5. With the fast pace of our lives, what do you do to stay balanced?

Spend time with my husband of twenty-five years (Roger), prayer, bible readings, church, hikes in the woods with my adorable miniature Labradoodle (Gus), a group of strong women who share my values and beliefs, my pet philanthropic projects, a good mystery, and gourmet cooking!

6. Who has been a great influence on your leadership?

I read The 7 Habits of Highly Effective People by Stephen Covey several years ago and I always appreciated the chapter called “Inside Out.” It had a tremendous impact on me and made me realize that all effective leaders are on a spiritual quest.

7. What is a book you have been reading recently?

I just finished Bring Up the Bodies by Hillary Mantel—a sequel to Wolf Hall and truly an excellent read! I’m also making my way through a workbook called Where Will You Be in 5 Years by Dan Zadra.

8. If you were to coach me, what 2-3 questions would you ask me?

I’d ask,
1. What does it take for you to feel successful?
2. What does failure look like?

9. What do you hope to be doing in 24 months?
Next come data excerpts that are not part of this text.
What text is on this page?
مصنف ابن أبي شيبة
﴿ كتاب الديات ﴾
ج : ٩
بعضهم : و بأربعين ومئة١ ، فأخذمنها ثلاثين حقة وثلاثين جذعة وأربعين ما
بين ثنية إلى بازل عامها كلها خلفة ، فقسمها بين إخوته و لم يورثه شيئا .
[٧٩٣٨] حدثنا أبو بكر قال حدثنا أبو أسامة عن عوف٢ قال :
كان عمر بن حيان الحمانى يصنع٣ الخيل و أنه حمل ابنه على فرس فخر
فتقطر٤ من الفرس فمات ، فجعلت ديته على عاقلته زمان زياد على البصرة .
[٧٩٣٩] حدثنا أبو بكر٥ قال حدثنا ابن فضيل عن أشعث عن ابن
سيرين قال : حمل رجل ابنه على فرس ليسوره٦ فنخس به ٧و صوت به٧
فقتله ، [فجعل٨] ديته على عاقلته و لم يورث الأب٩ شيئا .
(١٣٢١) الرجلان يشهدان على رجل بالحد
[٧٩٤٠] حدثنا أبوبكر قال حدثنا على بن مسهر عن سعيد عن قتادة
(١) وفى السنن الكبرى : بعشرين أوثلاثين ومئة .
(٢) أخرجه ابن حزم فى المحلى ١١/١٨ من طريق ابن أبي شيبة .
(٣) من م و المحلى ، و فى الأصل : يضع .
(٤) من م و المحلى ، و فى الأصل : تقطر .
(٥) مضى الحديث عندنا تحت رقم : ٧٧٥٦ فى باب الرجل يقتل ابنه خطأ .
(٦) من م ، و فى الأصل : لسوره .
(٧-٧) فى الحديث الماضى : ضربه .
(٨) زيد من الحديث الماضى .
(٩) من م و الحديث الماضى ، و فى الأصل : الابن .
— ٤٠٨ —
Writing is my passion so I hope to be writing more articles and publishing books. My other passion is spiritual direction and I would like to combine leadership coaching with spiritual direction by adding a spiritual component. Leaders become effective by leading from mind, heart, and soul. They are already on a spiritual quest . . . it may not be traditionally religious but there is a desire to excavate the significance of their stories and life. I would also like to do more keynote addresses and workshops.

10. I know you have some exciting projects you are working on. Do you mind telling us a little about those?

I have written a book that will be coming out in early September 2012. It’s called Secrets of a Strong Mind and I will be discussing the six primary components of a strong mind that can empower the leader in you: authenticity, purpose, courage, resilience, control, and confidence. It will be available on kindle, Itunes, and in paperback through Amazon. My on-line coaching package will follow the chapters in the book.

11. Finally, what brings you joy?

I am my most authentic when I can share ways that people can increase the quality of their lives. It is the opportunity to contribute something of value to those around me.

Thank you LaRae, for taking your time for this interview. It was truly insightful and I am greatly  appreciative. I am so privileged to have had you as part of my series.

Read more about LaRae on her Website: LaRaeQuy.com
Follow her on twitter: @laraequy
And on Facebook: Facebook.com

Next week we will talk with another inspiring leader!  

3 responses to “Leaders in the Spotlight with LaRae Quy

  1. Thank you Steve and LaRae for a wonderful look into the thoughts and ideas of a very intriguing and inspiring leader. I particularly appreciate that LeRae was willing to share her challenges in leadership and in her work with FBI. It is important to know strengths and developmental areas and, as LaRae said, to focus on the strengths.

  2. Hi Lyn, Thanks for your thoughts . . . we all have strengths and the key is to use them as efficiently and effectively as we can. The tragedy is when we stop looking for them . . .

  3. Hi Steve, Thanks for the interview with La Rae Quy. I find it interesting to hear how others achieve balance and find different things work for different people….even gourmet cooking. I especially like her two coaching questions. How we measure success and how we deal with failure are so important.